Le mont Koya est le lieu par excellence du bouddhisme ésotérique1 (celui qui promet l’éveil à qui s’engage auprès d’un Maître). Le village est construit entre deux pôles qui sont, l’un, l’ensemble de temples et de monastères regroupés autour du plus imposant et du plus ancien d’entre eux, le Kongobu-ji, inauguré en 832 par le Grand Maître Kobo Daishi (nom qui fut donné de manière posthume au moine Kukai), et l’autre le célèbre cimetière d’Okuno-in. Nous nous dirigeons donc vers le premier temple, mais auparavant nous bifurquons pour aller admirer ensemble les édifices du complexe de Danjo-Garan. Et avec l’aide des explications fournies par notre jeune écolière, nous suivons les étapes de l’édification de ce lieu doté de mystère et de traditions ésotériques. La légende veut que le moine Kukai, rentrant de Chine après son initiation, ait décidé de jeter son dévolu pour la construction de son monastère là où atterrirait son vajra. Celui-ci atterrit fort loin mais deux chiens, l’un noir l’autre blanc (que l’on voit représentés sur un des panneaux du Kongobu-ji) le guidèrent jusqu’à l’endroit (Un arc et des flèches à la main, il conduisait deux chiens, un noir et un blanc. Kobo Daishi fut guidé par ces deux chiens. Traversant la rivière Kinokawa et s’engageant sur les pentes abruptes de la montagne, il croisa alors une femme qui lui dit : « Je suis la déesse de cette montagne. Je vais t’aider. » Ils poursuivirent leur route, suivant un chemin moins raide et arrivèrent soudain dans un vaste lieu dégagé et calme). Aujourd’hui la coutume veut que l’on ramasse les aiguilles de pins en trois brins, comme le vajra, qui sont tombées au pied des arbres, afin d’obtenir sûrement parmi moult avantages, la chance, la santé ou la prospérité.

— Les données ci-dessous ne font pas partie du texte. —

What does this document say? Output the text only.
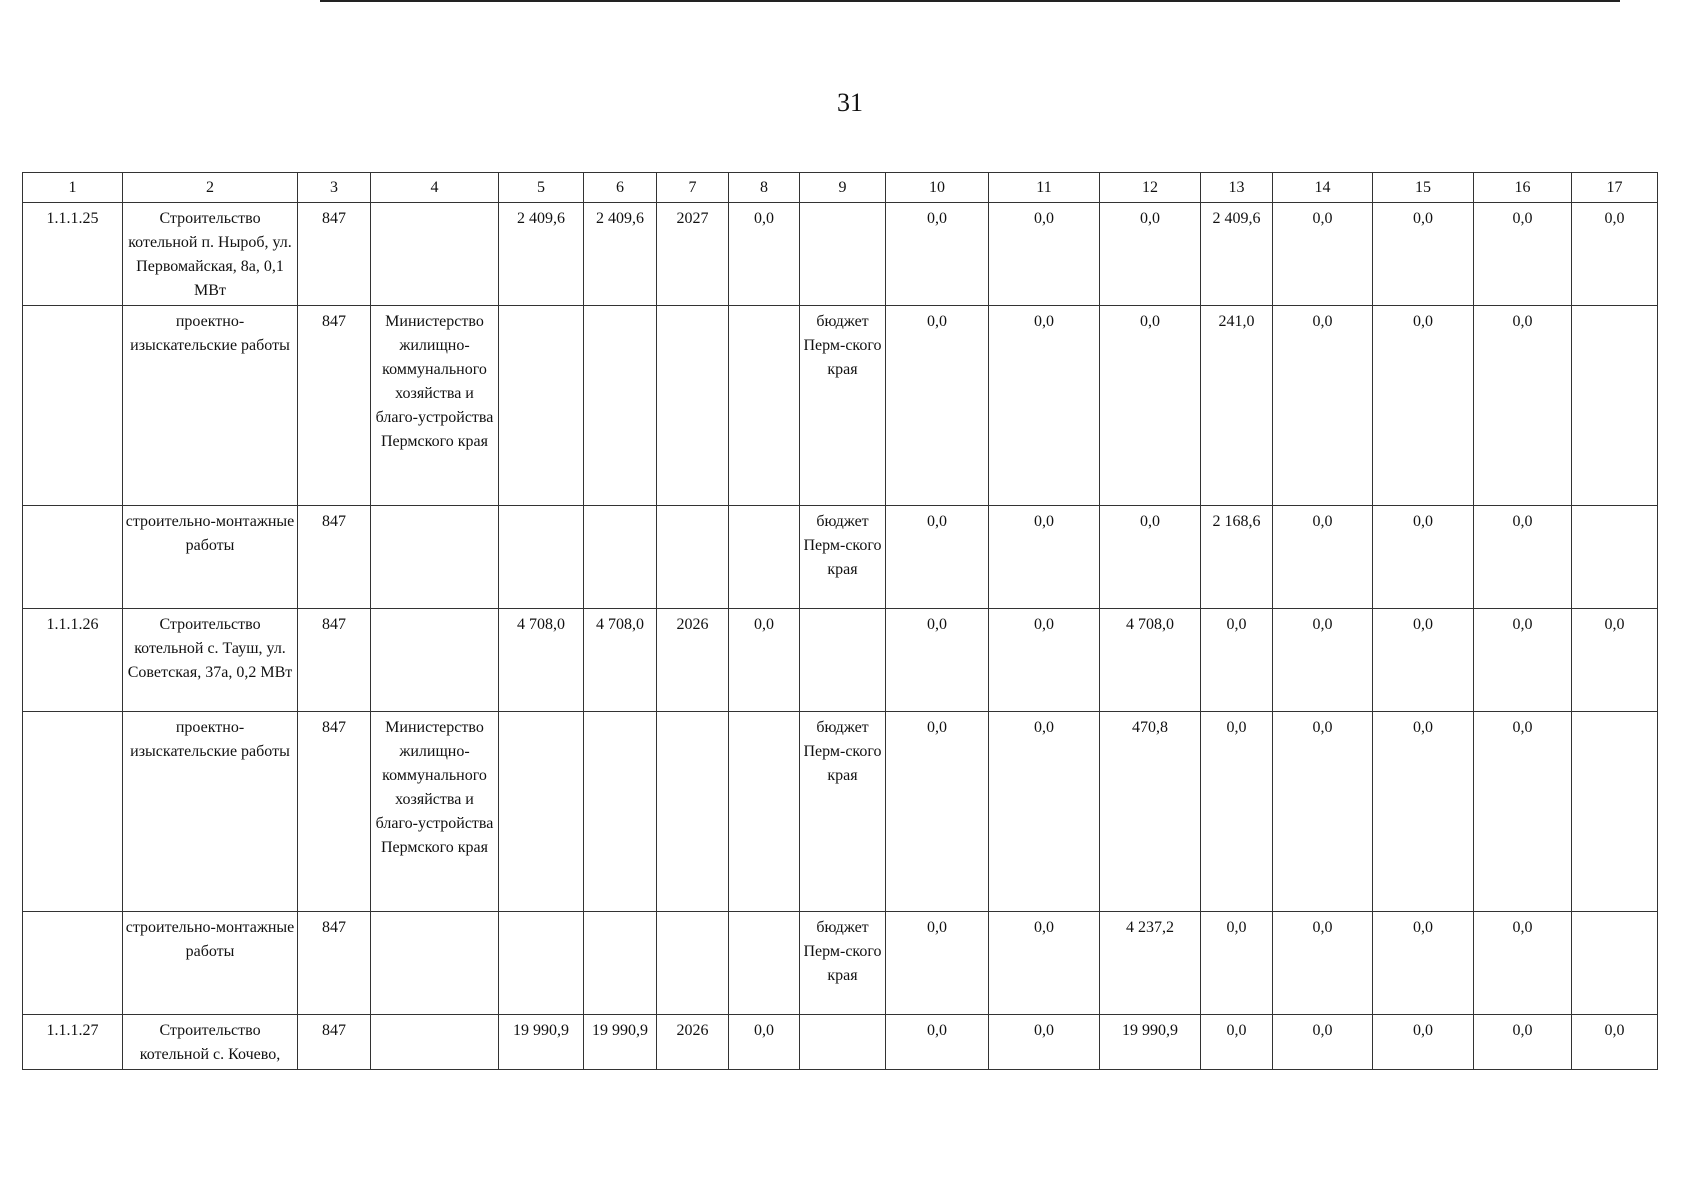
31
1	2	3	4	5	6	7	8	9	10	11	12	13	14	15	16	17
1.1.1.25	Строительство котельной п. Ныроб, ул. Первомайская, 8а, 0,1 МВт	847		2 409,6	2 409,6	2027	0,0		0,0	0,0	0,0	2 409,6	0,0	0,0	0,0	0,0
	проектно-изыскательские работы	847	Министерство жилищно-коммунального хозяйства и благо-устройства Пермского края					бюджет Перм-ского края	0,0	0,0	0,0	241,0	0,0	0,0	0,0	
	строительно-монтажные работы	847						бюджет Перм-ского края	0,0	0,0	0,0	2 168,6	0,0	0,0	0,0	
1.1.1.26	Строительство котельной с. Тауш, ул. Советская, 37а, 0,2 МВт	847		4 708,0	4 708,0	2026	0,0		0,0	0,0	4 708,0	0,0	0,0	0,0	0,0	0,0
	проектно-изыскательские работы	847	Министерство жилищно-коммунального хозяйства и благо-устройства Пермского края					бюджет Перм-ского края	0,0	0,0	470,8	0,0	0,0	0,0	0,0	
	строительно-монтажные работы	847						бюджет Перм-ского края	0,0	0,0	4 237,2	0,0	0,0	0,0	0,0	
1.1.1.27	Строительство котельной с. Кочево,	847		19 990,9	19 990,9	2026	0,0		0,0	0,0	19 990,9	0,0	0,0	0,0	0,0	0,0
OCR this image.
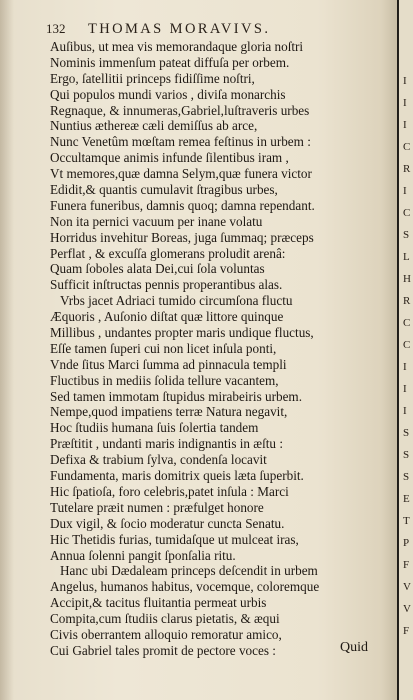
132 THOMAS MORAVIVS.
Auſibus, ut mea vis memorandaque gloria noſtri
Nominis immenſum pateat diffuſa per orbem.
Ergo, ſatellitii princeps fidiſſime noſtri,
Qui populos mundi varios , diviſa monarchis
Regnaque, & innumeras,Gabriel,luſtraveris urbes
Nuntius æthereæ cæli demiſſus ab arce,
Nunc Venetûm mœſtam remea feſtinus in urbem :
Occultamque animis infunde ſilentibus iram ,
Vt memores,quæ damna Selym,quæ funera victor
Edidit,& quantis cumulavit ſtragibus urbes,
Funera funeribus, damnis quoq; damna rependant.
Non ita pernici vacuum per inane volatu
Horridus invehitur Boreas, juga ſummaq; præceps
Perflat , & excuſſa glomerans proludit arenâ:
Quam ſoboles alata Dei,cui ſola voluntas
Sufficit inſtructas pennis properantibus alas.
Vrbs jacet Adriaci tumido circumſona fluctu
Æquoris , Auſonio diſtat quæ littore quinque
Millibus , undantes propter maris undique fluctus,
Eſſe tamen ſuperi cui non licet inſula ponti,
Vnde ſitus Marci ſumma ad pinnacula templi
Fluctibus in mediis ſolida tellure vacantem,
Sed tamen immotam ſtupidus mirabeiris urbem.
Nempe,quod impatiens terræ Natura negavit,
Hoc ſtudiis humana ſuis ſolertia tandem
Præſtitit , undanti maris indignantis in æſtu :
Defixa & trabium ſylva, condenſa locavit
Fundamenta, maris domitrix queis læta ſuperbit.
Hic ſpatioſa, foro celebris,patet inſula : Marci
Tutelare præit numen : præfulget honore
Dux vigil, & ſocio moderatur cuncta Senatu.
Hic Thetidis furias, tumidaſque ut mulceat iras,
Annua ſolenni pangit ſponſalia ritu.
Hanc ubi Dædaleam princeps deſcendit in urbem
Angelus, humanos habitus, vocemque, coloremque
Accipit,& tacitus fluitantia permeat urbis
Compita,cum ſtudiis clarus pietatis, & æqui
Civis oberrantem alloquio remoratur amico,
Cui Gabriel tales promit de pectore voces :	Quid
I
I
I
C
R
I
C
S
L
H
R
C
C
I
I
I
S
S
S
E
T
P
F
V
V
F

Le centre du complexe est occupé par la grande pagode rouge, toute en majesté, du Konpon Daito, et tout autour, des annexes, comme le charmant pavillon blanc désigné comme dépôt hexagonal des écritures, témoignage d’affection d’une impératrice consort envers feu son mari, l’empereur Toba. Une remarque incidente : en tous ces lieux, marqués de religion, où un moine a implanté l’origine d’un culte, il est toujours la règle que les Grands du monde se précipitent pour y avoir leur maison, leurs accès, leurs temples. La plupart des merveilles que nous avons déjà admirées et que nous admirerons à Kyoto, à Nara ou ailleurs proviennent des empereurs, des princes et des princesses, de toutes les grandes familles qui ont voulu laisser leur marque. Décidément, les lieux du politique s’incarnent dans ceux du « spirituel », à moins qu’à l’inverse, la religion témoigne de peu de foi si ce n’est dans l’argent et le pouvoir.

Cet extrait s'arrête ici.